The challenge is to climb to reach this gallery, crawl under its extremely low ceiling and fall further back into the main gallery.

This passage is called the Template. For the guide, it’s a good way to see if participants can get started in the “adventure” section of the cave.

Antonin recounts how some people, who had probably misread the description of the adventure course, suddenly remembered that they did not like water or cramped spaces and preferred to stay on the tourist course. The members of our small group, starting with Bastien Pelletier, 8, passed the test without any problem.

Two other challenges of the kind follow to prepare well for the adventure part, the famous Jean-Lamarre gallery, which we can finally borrow. The passage is narrow, the ceiling is low, but above all, the small corridor is partly flooded. You have to crawl a bit in the mud, but more often than not it involves walking on all fours in water that can go up to your neck.

This is where knee pads are particularly popular. In fact, it’s quite fun to pretend to be a real speleologist and explore a world that we often ignore the existence.

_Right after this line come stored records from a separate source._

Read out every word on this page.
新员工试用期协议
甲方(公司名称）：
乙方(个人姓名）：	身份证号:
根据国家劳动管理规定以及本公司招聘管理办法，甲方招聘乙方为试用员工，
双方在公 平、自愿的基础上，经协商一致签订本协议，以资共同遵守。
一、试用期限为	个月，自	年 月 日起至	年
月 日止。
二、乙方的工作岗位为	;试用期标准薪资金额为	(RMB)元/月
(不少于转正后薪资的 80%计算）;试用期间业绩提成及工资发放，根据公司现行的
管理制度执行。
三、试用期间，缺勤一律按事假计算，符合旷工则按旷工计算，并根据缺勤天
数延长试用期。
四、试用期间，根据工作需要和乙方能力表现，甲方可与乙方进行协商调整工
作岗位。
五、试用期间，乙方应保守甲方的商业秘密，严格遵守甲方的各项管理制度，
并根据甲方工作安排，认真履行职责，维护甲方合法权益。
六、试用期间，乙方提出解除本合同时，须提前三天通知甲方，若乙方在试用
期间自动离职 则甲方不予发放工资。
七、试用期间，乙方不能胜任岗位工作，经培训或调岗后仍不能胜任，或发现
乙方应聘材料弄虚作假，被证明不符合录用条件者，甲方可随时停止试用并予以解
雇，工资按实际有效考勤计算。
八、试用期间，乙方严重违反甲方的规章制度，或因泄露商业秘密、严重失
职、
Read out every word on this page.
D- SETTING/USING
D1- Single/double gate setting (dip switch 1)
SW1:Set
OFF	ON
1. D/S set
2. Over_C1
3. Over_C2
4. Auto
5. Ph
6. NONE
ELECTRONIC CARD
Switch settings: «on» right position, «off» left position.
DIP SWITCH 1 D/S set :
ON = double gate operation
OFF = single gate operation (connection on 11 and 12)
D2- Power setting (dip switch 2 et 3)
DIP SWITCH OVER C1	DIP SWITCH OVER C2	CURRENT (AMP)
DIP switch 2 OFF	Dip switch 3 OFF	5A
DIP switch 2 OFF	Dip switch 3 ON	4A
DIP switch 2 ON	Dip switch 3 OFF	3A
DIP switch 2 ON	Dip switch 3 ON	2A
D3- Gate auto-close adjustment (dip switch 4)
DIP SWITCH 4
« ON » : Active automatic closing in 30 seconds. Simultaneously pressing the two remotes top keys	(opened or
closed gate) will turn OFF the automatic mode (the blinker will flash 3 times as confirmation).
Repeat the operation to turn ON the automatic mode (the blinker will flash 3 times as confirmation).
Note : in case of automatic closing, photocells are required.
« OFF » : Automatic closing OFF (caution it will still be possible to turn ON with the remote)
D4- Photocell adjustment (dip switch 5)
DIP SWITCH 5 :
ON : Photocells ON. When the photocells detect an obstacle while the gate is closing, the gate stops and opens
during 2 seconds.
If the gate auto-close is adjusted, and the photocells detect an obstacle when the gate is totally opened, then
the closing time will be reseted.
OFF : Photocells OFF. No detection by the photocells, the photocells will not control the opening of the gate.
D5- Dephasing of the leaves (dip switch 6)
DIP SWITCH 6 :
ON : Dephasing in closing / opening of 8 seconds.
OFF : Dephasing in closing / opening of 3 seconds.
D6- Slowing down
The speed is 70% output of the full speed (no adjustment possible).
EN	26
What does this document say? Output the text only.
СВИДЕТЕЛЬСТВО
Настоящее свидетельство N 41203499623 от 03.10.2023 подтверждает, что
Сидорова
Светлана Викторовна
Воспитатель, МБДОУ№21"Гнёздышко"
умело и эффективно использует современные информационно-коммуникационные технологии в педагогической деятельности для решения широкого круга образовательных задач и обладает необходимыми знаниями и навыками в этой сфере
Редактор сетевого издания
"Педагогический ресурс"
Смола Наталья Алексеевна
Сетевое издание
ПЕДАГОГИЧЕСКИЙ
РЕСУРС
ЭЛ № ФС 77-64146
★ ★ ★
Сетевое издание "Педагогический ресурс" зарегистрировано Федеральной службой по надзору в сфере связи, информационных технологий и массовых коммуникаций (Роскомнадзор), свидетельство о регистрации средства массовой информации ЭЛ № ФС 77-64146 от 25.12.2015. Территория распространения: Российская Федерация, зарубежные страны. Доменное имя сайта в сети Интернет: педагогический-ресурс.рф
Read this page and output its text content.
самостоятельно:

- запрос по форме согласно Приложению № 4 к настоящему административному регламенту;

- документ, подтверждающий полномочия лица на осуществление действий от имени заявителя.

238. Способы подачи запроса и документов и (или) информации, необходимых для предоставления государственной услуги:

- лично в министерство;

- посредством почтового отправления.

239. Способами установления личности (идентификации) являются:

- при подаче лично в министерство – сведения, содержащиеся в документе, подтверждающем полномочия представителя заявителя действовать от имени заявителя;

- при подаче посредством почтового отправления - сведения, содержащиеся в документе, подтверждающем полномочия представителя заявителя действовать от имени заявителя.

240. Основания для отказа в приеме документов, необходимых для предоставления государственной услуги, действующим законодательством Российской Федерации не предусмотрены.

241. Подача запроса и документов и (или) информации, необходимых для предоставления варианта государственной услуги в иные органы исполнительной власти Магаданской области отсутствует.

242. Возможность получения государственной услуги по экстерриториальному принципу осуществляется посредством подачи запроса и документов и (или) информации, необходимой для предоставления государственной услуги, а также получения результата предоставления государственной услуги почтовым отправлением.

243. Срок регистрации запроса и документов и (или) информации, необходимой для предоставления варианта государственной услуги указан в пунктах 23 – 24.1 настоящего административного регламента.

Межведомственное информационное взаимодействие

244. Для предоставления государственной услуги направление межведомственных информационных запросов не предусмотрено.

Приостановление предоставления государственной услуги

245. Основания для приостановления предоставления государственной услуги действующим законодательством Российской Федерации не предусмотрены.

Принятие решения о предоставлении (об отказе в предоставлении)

Casually, the corridor brings us back to the main gallery. It’s still fun to get back on your feet. The small group resumes this large gallery to return to the starting point. But there’s no question of taking it easy: you turn off the headlamps to fall back into total darkness, letting your hand follow one of the walls to guide you. A glow appears, ghostly: it comes from a hole, high in the ceiling, which allows a glimpse of the outside world.

Another few tens of meters and the members of the small group emerge from the depths, wet, covered in mud, but very happy.

“It was really cool,” summarizes Bastien Pelletier.